Gloucester Time / Matériau Shakespeare - Richard III : un monde chaotique qui ressemble furieusement au nôtre.

© Christophe Raynaud de Lage

© Christophe Raynaud de Lage

En choisissant de représenter la mise en scène de Matthias Langhoff vingt-cinq ans après sa création, Frédérique Loliée et Marcial Di Fonzo Bo ne rendent pas seulement à une mise en scène inscrite dans les annales du théâtre son impact d’origine. Véritable recréation, cette version nous dit aussi que certains spectacles transcendent le temps car leur message, esthétique et textuel, résonne à chaque époque.

À l’entrée dans la salle, les comédiens sont déjà sur scène. En costumes des années 1950, ils errent, seuls ou en petits groupes, s’absorbent dans une activité hypothétique, montent et descendent l’escalier placé côté cour. Vie de cour, réception ou préparation du spectacle à venir, on ne sait. Quand Richard, qui n’est encore que le frère du roi, apparaît, on le croirait tout droit sorti d’une peinture de George Grosz ou d’Otto Dix, un accidenté de la vie qui traîne une jambe immobilisée dans une attelle métallique, un soldat abîmé de la guerre de 1914 dont l’uniforme aurait souffert. Le ton est donné : on est prié de laisser la temporalité de Shakespeare au vestiaire !

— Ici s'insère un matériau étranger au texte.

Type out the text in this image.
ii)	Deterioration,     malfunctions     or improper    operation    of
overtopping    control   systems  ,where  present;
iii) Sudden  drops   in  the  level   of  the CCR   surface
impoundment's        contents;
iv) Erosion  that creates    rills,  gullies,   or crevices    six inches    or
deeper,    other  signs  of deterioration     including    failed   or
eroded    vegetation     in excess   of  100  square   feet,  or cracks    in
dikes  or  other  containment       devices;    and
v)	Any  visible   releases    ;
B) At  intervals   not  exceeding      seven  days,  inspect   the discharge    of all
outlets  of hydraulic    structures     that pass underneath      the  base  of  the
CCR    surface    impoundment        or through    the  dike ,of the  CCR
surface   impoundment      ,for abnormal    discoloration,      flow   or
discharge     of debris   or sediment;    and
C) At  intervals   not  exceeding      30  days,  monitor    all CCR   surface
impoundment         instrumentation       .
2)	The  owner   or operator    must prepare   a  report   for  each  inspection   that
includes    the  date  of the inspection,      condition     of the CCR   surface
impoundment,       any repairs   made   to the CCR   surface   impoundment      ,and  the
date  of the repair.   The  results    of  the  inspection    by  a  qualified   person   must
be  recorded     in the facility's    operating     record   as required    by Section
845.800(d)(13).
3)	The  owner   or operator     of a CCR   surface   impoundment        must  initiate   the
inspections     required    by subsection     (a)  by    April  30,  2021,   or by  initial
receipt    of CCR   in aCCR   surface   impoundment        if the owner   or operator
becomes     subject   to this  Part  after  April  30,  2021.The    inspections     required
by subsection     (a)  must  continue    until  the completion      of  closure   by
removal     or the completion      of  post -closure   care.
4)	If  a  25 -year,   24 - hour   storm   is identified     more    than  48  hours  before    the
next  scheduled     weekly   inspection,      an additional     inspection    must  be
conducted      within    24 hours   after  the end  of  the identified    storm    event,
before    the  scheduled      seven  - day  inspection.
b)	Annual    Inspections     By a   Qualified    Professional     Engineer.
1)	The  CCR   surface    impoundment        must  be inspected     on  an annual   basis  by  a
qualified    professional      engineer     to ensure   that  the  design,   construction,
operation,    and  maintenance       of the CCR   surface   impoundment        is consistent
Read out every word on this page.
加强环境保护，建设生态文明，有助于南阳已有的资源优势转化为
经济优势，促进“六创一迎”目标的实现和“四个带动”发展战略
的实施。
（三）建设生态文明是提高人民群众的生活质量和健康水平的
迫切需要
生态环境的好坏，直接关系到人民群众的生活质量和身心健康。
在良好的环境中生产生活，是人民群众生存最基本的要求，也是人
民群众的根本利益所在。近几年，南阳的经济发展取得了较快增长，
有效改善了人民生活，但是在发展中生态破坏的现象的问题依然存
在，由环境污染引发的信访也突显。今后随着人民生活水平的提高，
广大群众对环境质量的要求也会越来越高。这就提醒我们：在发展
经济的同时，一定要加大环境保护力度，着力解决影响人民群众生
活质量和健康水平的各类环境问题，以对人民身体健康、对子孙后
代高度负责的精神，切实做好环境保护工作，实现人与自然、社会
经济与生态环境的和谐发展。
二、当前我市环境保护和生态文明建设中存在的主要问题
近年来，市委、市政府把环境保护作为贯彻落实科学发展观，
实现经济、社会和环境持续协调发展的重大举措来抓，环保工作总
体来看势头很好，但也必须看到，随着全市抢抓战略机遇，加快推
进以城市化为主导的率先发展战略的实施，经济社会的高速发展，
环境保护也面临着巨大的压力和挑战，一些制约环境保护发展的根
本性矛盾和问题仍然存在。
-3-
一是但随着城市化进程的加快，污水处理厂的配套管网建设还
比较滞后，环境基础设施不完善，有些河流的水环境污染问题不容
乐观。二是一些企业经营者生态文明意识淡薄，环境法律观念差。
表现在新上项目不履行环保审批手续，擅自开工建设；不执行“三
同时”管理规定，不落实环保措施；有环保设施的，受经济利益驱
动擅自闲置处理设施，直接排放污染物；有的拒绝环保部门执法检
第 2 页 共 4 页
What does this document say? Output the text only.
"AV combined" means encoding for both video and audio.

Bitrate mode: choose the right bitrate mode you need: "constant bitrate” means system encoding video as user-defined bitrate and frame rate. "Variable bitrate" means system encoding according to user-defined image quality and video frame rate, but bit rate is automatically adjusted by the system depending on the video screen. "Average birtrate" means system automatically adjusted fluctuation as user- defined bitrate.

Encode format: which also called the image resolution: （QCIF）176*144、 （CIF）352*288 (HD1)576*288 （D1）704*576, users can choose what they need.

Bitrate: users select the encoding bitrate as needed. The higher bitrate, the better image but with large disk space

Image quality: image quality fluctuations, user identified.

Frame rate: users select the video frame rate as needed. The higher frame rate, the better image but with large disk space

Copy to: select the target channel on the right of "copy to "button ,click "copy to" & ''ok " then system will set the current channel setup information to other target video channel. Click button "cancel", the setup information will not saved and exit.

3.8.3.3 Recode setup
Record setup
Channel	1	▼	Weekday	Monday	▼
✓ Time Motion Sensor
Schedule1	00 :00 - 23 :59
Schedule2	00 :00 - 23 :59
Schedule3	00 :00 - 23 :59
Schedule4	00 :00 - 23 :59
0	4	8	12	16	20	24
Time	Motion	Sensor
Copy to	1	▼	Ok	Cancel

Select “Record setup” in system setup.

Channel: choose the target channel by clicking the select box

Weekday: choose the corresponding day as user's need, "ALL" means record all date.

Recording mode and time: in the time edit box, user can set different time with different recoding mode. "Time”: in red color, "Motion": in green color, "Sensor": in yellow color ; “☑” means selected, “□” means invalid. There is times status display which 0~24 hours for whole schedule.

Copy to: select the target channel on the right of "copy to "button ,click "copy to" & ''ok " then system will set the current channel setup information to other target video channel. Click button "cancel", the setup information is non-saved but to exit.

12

© Christophe Raynaud de Lage

© Christophe Raynaud de Lage

Des entorses à l’histoire, les entorses de l’histoire

Déjà Shakespeare avait tordu le cou à la vérité historique avec cette évocation de la Guerre des Deux Roses qui se déroula un siècle et demi avant la création de la pièce et occupe dans l’histoire anglaise une place importante. La querelle de trente ans qui opposa les York et les Lancastre se solda, en 1485, par la chute du dernier York, Richard III, et l’arrivée au pouvoir des Tudor. Si les épisodes qui la marquent, avec les ralliements des uns et des autres ou les retournements de veste et d’alliances correspondent, dans la pièce, à la « vérité » historique, Shakespeare met cet épisode en perspective dans une réflexion plus large sur le pouvoir et sur l’état du monde, où les événements qui s’enchaînent établissent une correspondance entre les comportements des personnages et le dérèglement de l’époque. À l’heure de la presque fin du règne d’Élisabeth Ire, marquée par des incertitudes économiques et politiques et une certaine exacerbation des tensions entre catholiques et protestants, les temps sont troublés. La peste qui se répand dans Londres en 1592 ajoute à l’idée d’un désordre ontologique ou d’une punition d’ordre divin.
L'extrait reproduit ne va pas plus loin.